Suppressing negative thoughts might improve mental health. This isn’t a typo. Nor is it a lingering belief from my WASPY upbringing. It’s the findings of a new study published in Science entitled Improving mental health by training the suppression of unwanted thoughts. Contrary to accepted narratives about mental health, researchers from the University of Cambridge found that a stiff upper lip may have mental health benefits.
Father of psychoanalysis Sigmund Freud observed, “Unexpressed emotions will never die. They are buried alive and will come forth later in uglier ways.”
Author of The Body Keeps the Score: Brain, Mind, and Body in the Healing of Trauma Bessel van der Kolk has a similar take on taping down emotions, “As long as you keep secrets and suppress information, you are fundamentally at war with yourself.”
A counterintuitive approach
But what if assuming that talking about negative emotions and dredging up miserable experiences from the past is the only way to rob them of their power is misguided? What if ignoring certain thoughts isn’t maladaptive but can actually be a healthy coping strategy?
Researchers at the Medical Research Council (MRC) Cognition and Brain Sciences Unit in the UK trained 120 volunteers from 16 countries to suppress thoughts and worries about negative events. They found that not only did these thoughts become less vivid, they were also less anxiety provoking. Moreover, participants reported thinking about these feared events less. Counter to conventional wisdom, there was no paradoxical increase in fear or rebound anxiety. Furthermore, participants who continued to practice the thought-suppression technique continued to experience mental health benefits. Of note, many of the participants in the study had serious mental health issues including depression, anxiety and post-traumatic stress disorder.

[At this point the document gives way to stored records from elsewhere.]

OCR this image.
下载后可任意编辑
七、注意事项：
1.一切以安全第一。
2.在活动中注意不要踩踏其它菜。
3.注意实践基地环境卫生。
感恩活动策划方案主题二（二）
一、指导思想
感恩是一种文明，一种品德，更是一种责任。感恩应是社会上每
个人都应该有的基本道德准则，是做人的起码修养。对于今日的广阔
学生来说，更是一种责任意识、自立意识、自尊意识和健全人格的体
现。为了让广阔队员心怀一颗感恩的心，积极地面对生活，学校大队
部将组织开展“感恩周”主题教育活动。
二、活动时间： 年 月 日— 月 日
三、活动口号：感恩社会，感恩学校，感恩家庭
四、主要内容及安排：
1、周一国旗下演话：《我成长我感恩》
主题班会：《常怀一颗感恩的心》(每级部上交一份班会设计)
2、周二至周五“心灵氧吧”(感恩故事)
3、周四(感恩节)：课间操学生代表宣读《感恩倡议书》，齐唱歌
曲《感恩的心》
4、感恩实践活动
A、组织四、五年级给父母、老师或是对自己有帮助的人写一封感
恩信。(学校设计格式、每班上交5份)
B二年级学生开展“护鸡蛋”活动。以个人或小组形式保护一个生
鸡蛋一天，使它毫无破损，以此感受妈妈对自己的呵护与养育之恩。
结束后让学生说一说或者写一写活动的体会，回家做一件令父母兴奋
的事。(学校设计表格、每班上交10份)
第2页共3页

In Winter Notes on Summer Impressions, Fyodor Dostoevsky famously wrote “Try to pose for yourself this task: not to think of a polar bear, and you will see that the cursed thing will come to mind every minute.” The more we try to ignore polar bears and pink elephants, the thinking goes, the more they occupy emotional real estate. Harvard psychologist professor Daniel Wegner, PhD termed this phenomenon “ironic process theory.” Wegner theorized that when we try not to think of something, one part of our mind successfully avoids the forbidden thought, but another part “checks in” every so often to make sure that the thought is not coming up—therefore, ironically, bringing it to mind.

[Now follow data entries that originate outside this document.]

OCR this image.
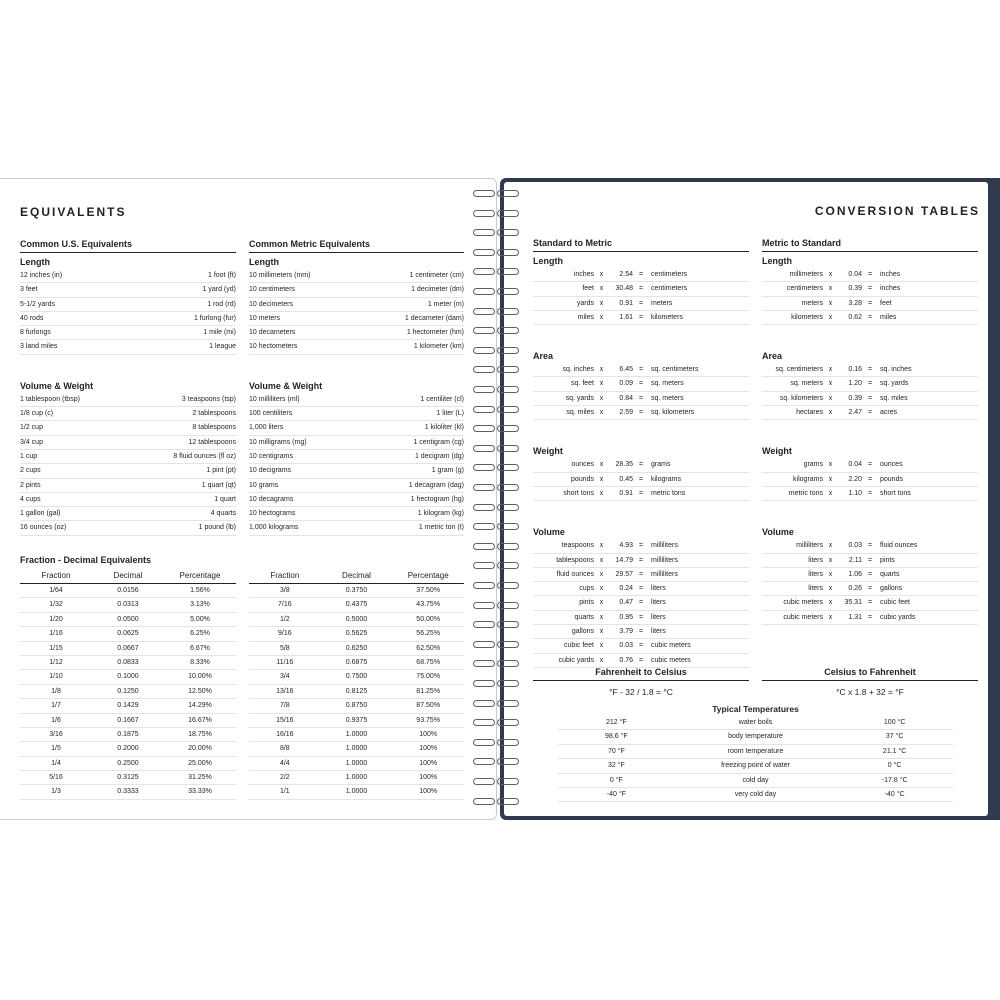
EQUIVALENTS
Common U.S. Equivalents
Length
12 inches (in)	1 foot (ft)
3 feet	1 yard (yd)
5-1/2 yards	1 rod (rd)
40 rods	1 furlong (fur)
8 furlongs	1 mile (mi)
3 land miles	1 league
Volume & Weight
1 tablespoon (tbsp)	3 teaspoons (tsp)
1/8 cup (c)	2 tablespoons
1/2 cup	8 tablespoons
3/4 cup	12 tablespoons
1 cup	8 fluid ounces (fl oz)
2 cups	1 pint (pt)
2 pints	1 quart (qt)
4 cups	1 quart
1 gallon (gal)	4 quarts
16 ounces (oz)	1 pound (lb)
Common Metric Equivalents
Length
10 millimeters (mm)	1 centimeter (cm)
10 centimeters	1 decimeter (dm)
10 decimeters	1 meter (m)
10 meters	1 decameter (dam)
10 decameters	1 hectometer (hm)
10 hectometers	1 kilometer (km)
Volume & Weight
10 milliliters (ml)	1 centiliter (cl)
100 centiliters	1 liter (L)
1,000 liters	1 kiloliter (kl)
10 milligrams (mg)	1 centigram (cg)
10 centigrams	1 decigram (dg)
10 decigrams	1 gram (g)
10 grams	1 decagram (dag)
10 decagrams	1 hectogram (hg)
10 hectograms	1 kilogram (kg)
1,000 kilograms	1 metric ton (t)
Fraction - Decimal Equivalents
Fraction	Decimal	Percentage
1/64	0.0156	1.56%
1/32	0.0313	3.13%
1/20	0.0500	5.00%
1/16	0.0625	6.25%
1/15	0.0667	6.67%
1/12	0.0833	8.33%
1/10	0.1000	10.00%
1/8	0.1250	12.50%
1/7	0.1429	14.29%
1/6	0.1667	16.67%
3/16	0.1875	18.75%
1/5	0.2000	20.00%
1/4	0.2500	25.00%
5/16	0.3125	31.25%
1/3	0.3333	33.33%
Fraction	Decimal	Percentage
3/8	0.3750	37.50%
7/16	0.4375	43.75%
1/2	0.5000	50.00%
9/16	0.5625	56.25%
5/8	0.6250	62.50%
11/16	0.6875	68.75%
3/4	0.7500	75.00%
13/16	0.8125	81.25%
7/8	0.8750	87.50%
15/16	0.9375	93.75%
16/16	1.0000	100%
8/8	1.0000	100%
4/4	1.0000	100%
2/2	1.0000	100%
1/1	1.0000	100%
CONVERSION TABLES
Standard to Metric
Length
inches x	2.54 =	centimeters
feet x	30.48 =	centimeters
yards x	0.91 =	meters
miles x	1.61 =	kilometers
Area
sq. inches x	6.45 =	sq. centimeters
sq. feet x	0.09 =	sq. meters
sq. yards x	0.84 =	sq. meters
sq. miles x	2.59 =	sq. kilometers
Weight
ounces x	28.35 =	grams
pounds x	0.45 =	kilograms
short tons x	0.91 =	metric tons
Volume
teaspoons x	4.93 =	milliliters
tablespoons x	14.79 =	milliliters
fluid ounces x	29.57 =	milliliters
cups x	0.24 =	liters
pints x	0.47 =	liters
quarts x	0.95 =	liters
gallons x	3.79 =	liters
cubic feet x	0.03 =	cubic meters
cubic yards x	0.76 =	cubic meters
Metric to Standard
Length
millimeters x	0.04 =	inches
centimeters x	0.39 =	inches
meters x	3.28 =	feet
kilometers x	0.62 =	miles
Area
sq. centimeters x	0.16 =	sq. inches
sq. meters x	1.20 =	sq. yards
sq. kilometers x	0.39 =	sq. miles
hectares x	2.47 =	acres
Weight
grams x	0.04 =	ounces
kilograms x	2.20 =	pounds
metric tons x	1.10 =	short tons
Volume
milliliters x	0.03 =	fluid ounces
liters x	2.11 =	pints
liters x	1.06 =	quarts
liters x	0.26 =	gallons
cubic meters x	35.31 =	cubic feet
cubic meters x	1.31 =	cubic yards
Fahrenheit to Celsius
°F - 32 / 1.8 = °C
Celsius to Fahrenheit
°C x 1.8 + 32 = °F
Typical Temperatures
212 °F	water boils	100 °C
98.6 °F	body temperature	37 °C
70 °F	room temperature	21.1 °C
32 °F	freezing point of water	0 °C
0 °F	cold day	-17.8 °C
-40 °F	very cold day	-40 °C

The good news is that ignoring pink elephants and bears might be easier than Wegner originally thought. A study published in Psychological Science entitled Taming the White Bear found that learning to ignore things is a powerful tool for helping people focus.

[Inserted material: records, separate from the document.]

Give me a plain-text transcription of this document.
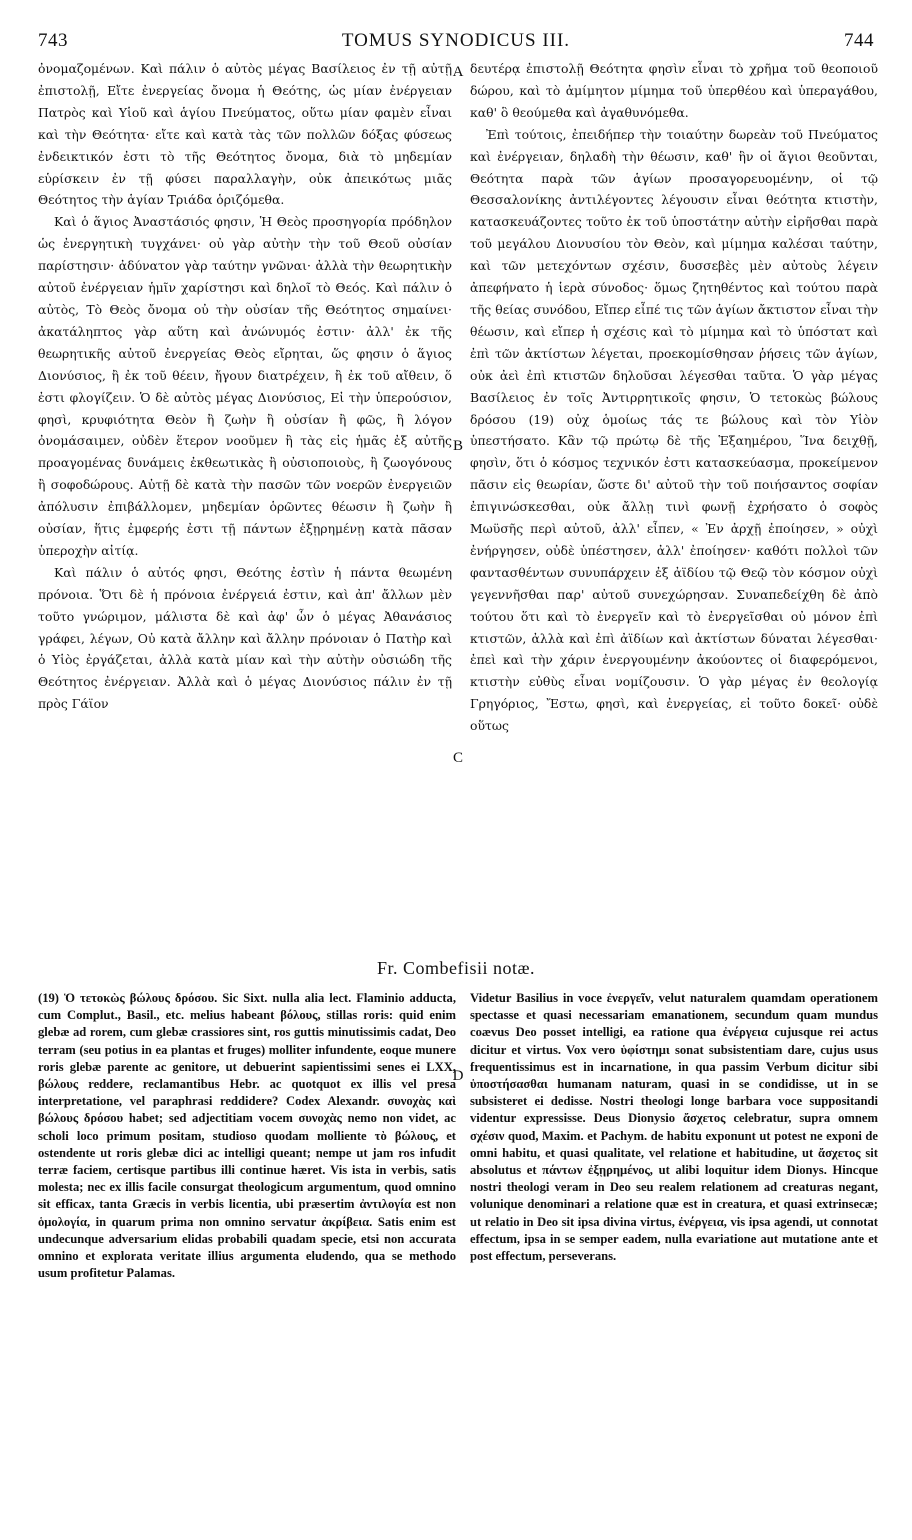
743	TOMUS SYNODICUS III.	744

ὀνομαζομένων. Καὶ πάλιν ὁ αὐτὸς μέγας Βασίλειος ἐν τῇ αὐτῇ ἐπιστολῇ, Εἴτε ἐνεργείας ὄνομα ἡ Θεότης, ὡς μίαν ἐνέργειαν Πατρὸς καὶ Υἱοῦ καὶ ἁγίου Πνεύματος, οὕτω μίαν φαμὲν εἶναι καὶ τὴν Θεότητα· εἴτε καὶ κατὰ τὰς τῶν πολλῶν δόξας φύσεως ἐνδεικτικόν ἐστι τὸ τῆς Θεότητος ὄνομα, διὰ τὸ μηδεμίαν εὑρίσκειν ἐν τῇ φύσει παραλλαγὴν, οὐκ ἀπεικότως μιᾶς Θεότητος τὴν ἁγίαν Τριάδα ὁριζόμεθα.

Καὶ ὁ ἅγιος Ἀναστάσιός φησιν, Ἡ Θεὸς προσηγορία πρόδηλον ὡς ἐνεργητικὴ τυγχάνει· οὐ γὰρ αὐτὴν τὴν τοῦ Θεοῦ οὐσίαν παρίστησιν· ἀδύνατον γὰρ ταύτην γνῶναι· ἀλλὰ τὴν θεωρητικὴν αὐτοῦ ἐνέργειαν ἡμῖν χαρίστησι καὶ δηλοῖ τὸ Θεός. Καὶ πάλιν ὁ αὐτὸς, Τὸ Θεὸς ὄνομα οὐ τὴν οὐσίαν τῆς Θεότητος σημαίνει· ἀκατάληπτος γὰρ αὕτη καὶ ἀνώνυμός ἐστιν· ἀλλ' ἐκ τῆς θεωρητικῆς αὐτοῦ ἐνεργείας Θεὸς εἴρηται, ὥς φησιν ὁ ἅγιος Διονύσιος, ἢ ἐκ τοῦ θέειν, ἤγουν διατρέχειν, ἢ ἐκ τοῦ αἴθειν, ὅ ἐστι φλογίζειν. Ὁ δὲ αὐτὸς μέγας Διονύσιος, Εἰ τὴν ὑπερούσιον, φησὶ, κρυφιότητα Θεὸν ἢ ζωὴν ἢ οὐσίαν ἢ φῶς, ἢ λόγον ὀνομάσαιμεν, οὐδὲν ἕτερον νοοῦμεν ἢ τὰς εἰς ἡμᾶς ἐξ αὐτῆς προαγομένας δυνάμεις ἐκθεωτικὰς ἢ οὐσιοποιοὺς, ἢ ζωογόνους ἢ σοφοδώρους. Αὐτῇ δὲ κατὰ τὴν πασῶν τῶν νοερῶν ἐνεργειῶν ἀπόλυσιν ἐπιβάλλομεν, μηδεμίαν ὁρῶντες θέωσιν ἢ ζωὴν ἢ οὐσίαν, ἥτις ἐμφερής ἐστι τῇ πάντων ἐξῃρημένῃ κατὰ πᾶσαν ὑπεροχὴν αἰτίᾳ.

Καὶ πάλιν ὁ αὐτός φησι, Θεότης ἐστὶν ἡ πάντα θεωμένη πρόνοια. Ὅτι δὲ ἡ πρόνοια ἐνέργειά ἐστιν, καὶ ἀπ' ἄλλων μὲν τοῦτο γνώριμον, μάλιστα δὲ καὶ ἀφ' ὧν ὁ μέγας Ἀθανάσιος γράφει, λέγων, Οὐ κατὰ ἄλλην καὶ ἄλλην πρόνοιαν ὁ Πατὴρ καὶ ὁ Υἱὸς ἐργάζεται, ἀλλὰ κατὰ μίαν καὶ τὴν αὐτὴν οὐσιώδη τῆς Θεότητος ἐνέργειαν. Ἀλλὰ καὶ ὁ μέγας Διονύσιος πάλιν ἐν τῇ πρὸς Γάϊον

δευτέρᾳ ἐπιστολῇ Θεότητα φησὶν εἶναι τὸ χρῆμα τοῦ θεοποιοῦ δώρου, καὶ τὸ ἀμίμητον μίμημα τοῦ ὑπερθέου καὶ ὑπεραγάθου, καθ' ὃ θεούμεθα καὶ ἀγαθυνόμεθα.

Ἐπὶ τούτοις, ἐπειδήπερ τὴν τοιαύτην δωρεὰν τοῦ Πνεύματος καὶ ἐνέργειαν, δηλαδὴ τὴν θέωσιν, καθ' ἣν οἱ ἅγιοι θεοῦνται, Θεότητα παρὰ τῶν ἁγίων προσαγορευομένην, οἱ τῷ Θεσσαλονίκης ἀντιλέγοντες λέγουσιν εἶναι θεότητα κτιστὴν, κατασκευάζοντες τοῦτο ἐκ τοῦ ὑποστάτην αὐτὴν εἰρῆσθαι παρὰ τοῦ μεγάλου Διονυσίου τὸν Θεὸν, καὶ μίμημα καλέσαι ταύτην, καὶ τῶν μετεχόντων σχέσιν, δυσσεβὲς μὲν αὐτοὺς λέγειν ἀπεφήνατο ἡ ἱερὰ σύνοδος· ὅμως ζητηθέντος καὶ τούτου παρὰ τῆς θείας συνόδου, Εἴπερ εἶπέ τις τῶν ἁγίων ἄκτιστον εἶναι τὴν θέωσιν, καὶ εἴπερ ἡ σχέσις καὶ τὸ μίμημα καὶ τὸ ὑπόστατ καὶ ἐπὶ τῶν ἀκτίστων λέγεται, προεκομίσθησαν ῥήσεις τῶν ἁγίων, οὐκ ἀεὶ ἐπὶ κτιστῶν δηλοῦσαι λέγεσθαι ταῦτα. Ὁ γὰρ μέγας Βασίλειος ἐν τοῖς Ἀντιρρητικοῖς φησιν, Ὁ τετοκὼς βώλους δρόσου (19) οὐχ ὁμοίως τάς τε βώλους καὶ τὸν Υἱὸν ὑπεστήσατο. Κἂν τῷ πρώτῳ δὲ τῆς Ἑξαημέρου, Ἵνα δειχθῇ, φησὶν, ὅτι ὁ κόσμος τεχνικόν ἐστι κατασκεύασμα, προκείμενον πᾶσιν εἰς θεωρίαν, ὥστε δι' αὐτοῦ τὴν τοῦ ποιήσαντος σοφίαν ἐπιγινώσκεσθαι, οὐκ ἄλλῃ τινὶ φωνῇ ἐχρήσατο ὁ σοφὸς Μωϋσῆς περὶ αὐτοῦ, ἀλλ' εἶπεν, « Ἐν ἀρχῇ ἐποίησεν, » οὐχὶ ἐνήργησεν, οὐδὲ ὑπέστησεν, ἀλλ' ἐποίησεν· καθότι πολλοὶ τῶν φαντασθέντων συνυπάρχειν ἐξ ἀϊδίου τῷ Θεῷ τὸν κόσμον οὐχὶ γεγεννῆσθαι παρ' αὐτοῦ συνεχώρησαν. Συναπεδείχθη δὲ ἀπὸ τούτου ὅτι καὶ τὸ ἐνεργεῖν καὶ τὸ ἐνεργεῖσθαι οὐ μόνον ἐπὶ κτιστῶν, ἀλλὰ καὶ ἐπὶ ἀϊδίων καὶ ἀκτίστων δύναται λέγεσθαι· ἐπεὶ καὶ τὴν χάριν ἐνεργουμένην ἀκούοντες οἱ διαφερόμενοι, κτιστὴν εὐθὺς εἶναι νομίζουσιν. Ὁ γὰρ μέγας ἐν θεολογίᾳ Γρηγόριος, Ἔστω, φησὶ, καὶ ἐνεργείας, εἰ τοῦτο δοκεῖ· οὐδὲ οὕτως

A
B
C
D
Fr. Combefisii notæ.

(19) Ὁ τετοκὼς βώλους δρόσου. Sic Sixt. nulla alia lect. Flaminio adducta, cum Complut., Basil., etc. melius habeant βόλους, stillas roris: quid enim glebæ ad rorem, cum glebæ crassiores sint, ros guttis minutissimis cadat, Deo terram (seu potius in ea plantas et fruges) molliter infundente, eoque munere roris glebæ parente ac genitore, ut debuerint sapientissimi senes ei LXX, βώλους reddere, reclamantibus Hebr. ac quotquot ex illis vel presa interpretatione, vel paraphrasi reddidere? Codex Alexandr. συνοχὰς καὶ βώλους δρόσου habet; sed adjectitiam vocem συνοχὰς nemo non videt, ac scholi loco primum positam, studioso quodam molliente τὸ βώλους, et ostendente ut roris glebæ dici ac intelligi queant; nempe ut jam ros infudit terræ faciem, certisque partibus illi continue hæret. Vis ista in verbis, satis molesta; nec ex illis facile consurgat theologicum argumentum, quod omnino sit efficax, tanta Græcis in verbis licentia, ubi præsertim ἀντιλογία est non ὁμολογία, in quarum prima non omnino servatur ἀκρίβεια. Satis enim est undecunque adversarium elidas probabili quadam specie, etsi non accurata omnino et explorata veritate illius argumenta eludendo, qua se methodo usum profitetur Palamas.

Videtur Basilius in voce ἐνεργεῖν, velut naturalem quamdam operationem spectasse et quasi necessariam emanationem, secundum quam mundus coævus Deo posset intelligi, ea ratione qua ἐνέργεια cujusque rei actus dicitur et virtus. Vox vero ὑφίστημι sonat subsistentiam dare, cujus usus frequentissimus est in incarnatione, in qua passim Verbum dicitur sibi ὑποστήσασθαι humanam naturam, quasi in se condidisse, ut in se subsisteret ei dedisse. Nostri theologi longe barbara voce suppositandi videntur expressisse. Deus Dionysio ἄσχετος celebratur, supra omnem σχέσιν quod, Maxim. et Pachym. de habitu exponunt ut potest ne exponi de omni habitu, et quasi qualitate, vel relatione et habitudine, ut ἄσχετος sit absolutus et πάντων ἐξῃρημένος, ut alibi loquitur idem Dionys. Hincque nostri theologi veram in Deo seu realem relationem ad creaturas negant, volunique denominari a relatione quæ est in creatura, et quasi extrinsecæ; ut relatio in Deo sit ipsa divina virtus, ἐνέργεια, vis ipsa agendi, ut connotat effectum, ipsa in se semper eadem, nulla evariatione aut mutatione ante et post effectum, perseverans.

Here is the task participants were given:
Knowing what to look for is obviously important. The researchers also found that learning what not to look for matters too. Participants who were told what to ignore were more efficient at the task. This study highlights a key point about attention. The reason we’re able to focus on something is not just because of the attention we’re giving it but also because of our brain’s ability to block out other competing stimuli.
While searching for “Ts” and taming white bears might be easier than previously thought, these findings have application in the real world.
If you want to ignore something, here are three strategies to consider:
1. Be Deliberate
Going about your business while passively trying to ignore what’s on your mind is unlikely to work. Stop and acknowledge what’s bothering you and make a concerted effort to block it out.
2. Distract Yourself
Choosing a powerful and absorbing diversion can help you block out the unwanted white bear. Focusing on something else or someone else will help you tune out the rest.
3. Schedule Worry Time
Some research has found that asking people to simply set aside half an hour a day for worrying allows them to avoid worrying during the rest of their day. Next time an unwanted thought comes up, just try to tell yourself, “I’m not going to think about that until next Wednesday afternoon.”
Learning to selectively look the other way can help us see more clearly.